Consider one extreme, all processes are WRITING the same record on a
file with global buffers. The first process to access the record reads
the file, resulting in the bucket containing the record being placed in
a global buffer. Subsequent requests for the same record are satisfied
from the buffer. In a cluster environment, we need to coordinate
buffers across nodes. In the same case with a "server" process model, the
processes reading the record still need to communicate with the server
- an I/O by any other name is still an I/O! Or in this case TWO I/Os as
we need both a request and a response. There is also the overhead of
context switching.
At another extreme, consider all the processes WRITING the same
record. The situation is similar, except that we may need to
communicate cache coherency across the cluster.

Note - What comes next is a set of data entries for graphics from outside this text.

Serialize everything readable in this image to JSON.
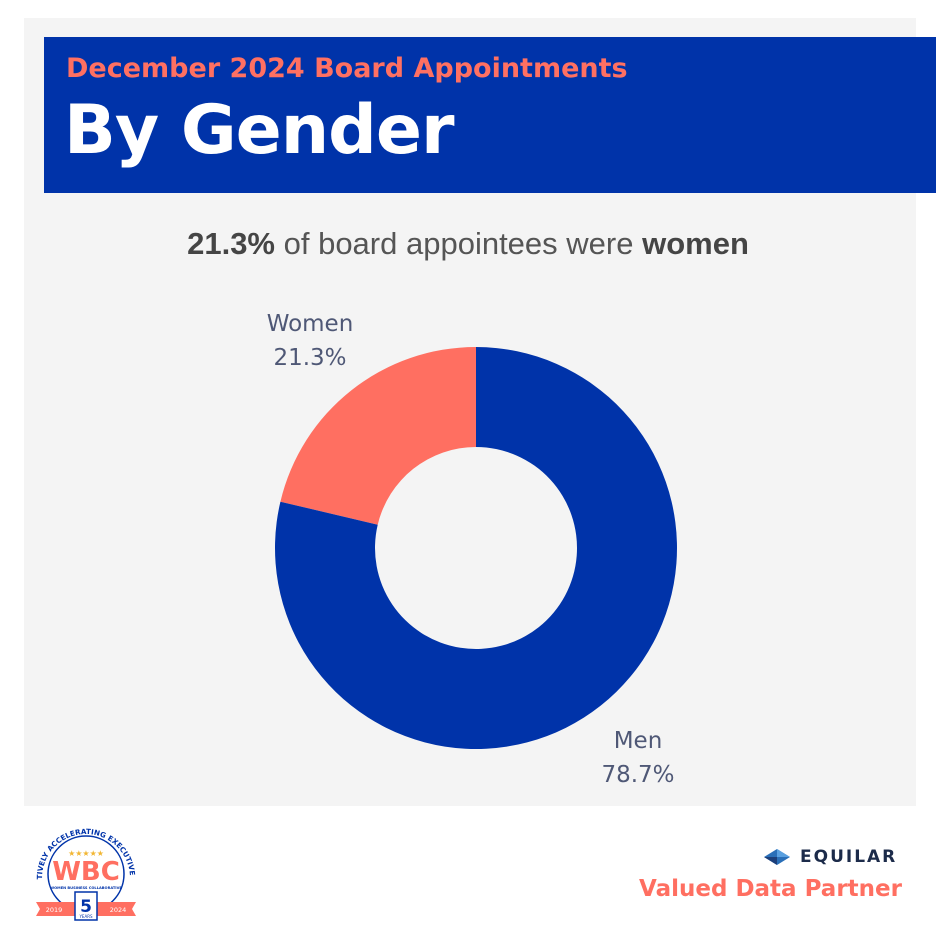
{
  "banner": {
    "kicker": "December 2024 Board Appointments",
    "title": "By Gender"
  },
  "headline": {
    "value": "21.3%",
    "middle": " of board appointees were ",
    "emphasis": "women"
  },
  "chart_data": {
    "type": "pie",
    "style": "donut",
    "categories": [
      "Women",
      "Men"
    ],
    "values": [
      21.3,
      78.7
    ],
    "value_labels": [
      "21.3%",
      "78.7%"
    ],
    "colors": [
      "#ff6f61",
      "#0033a9"
    ],
    "title": "",
    "legend": "none"
  },
  "footer": {
    "equilar_logo_text": "EQUILAR",
    "partner_text": "Valued Data Partner",
    "wbc_logo": {
      "name": "WBC",
      "ring_text": "COLLECTIVELY ACCELERATING EXECUTIVE WOMEN",
      "subtitle": "WOMEN BUSINESS COLLABORATIVE",
      "years_number": "5",
      "years_word": "YEARS",
      "start_year": "2019",
      "end_year": "2024"
    }
  },
  "colors": {
    "brand_blue": "#0033a9",
    "accent_coral": "#ff6f61",
    "panel_bg": "#f4f4f4"
  }
}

Now think about each of the processes reading random records. The
effectiveness of the cache may be reduced, but why would the different
models result in extra I/O to the file or reduce the "efficiency" of
the I/O's? (whatever that means!)
There are benefits in using the server process model for accessing data
files - for example it gives more control over the data files in terms
of security. It can also lead to more flexible application designs
since the communication with the server can be implemented through any
convenient transport mechanism. The downside of the server model is
increased overall I/O and process management overhead, as every request
results in a minimum of 3 I/Os, only one of which is a candidate for
caching (send request, read data, send response), and two context
switches.
In a cluster environment you must also consider how the device is
accessed. If it's MSCP served, then it IS a single process directly
accessing the device already, but at a lower level.
The Wizard would recommend that an application be designed with a data
access layer which presents the data to the application in whatever form
is convenient for the application. This layer can then be implemented as
direct RMS access, or client/server, or a data base product or an
in-memory data base etc... Don't limit the application to a specific
physical implementation by exposing too much detail in the application
logic. This approach allows the application to be written without
making a choice. Different implementations can be tried and compared
without affecting the application. For the same reason, it it much
simpler to write an application which is portable across multiple
platforms because all the system specific code is hidden in lower
levels.
|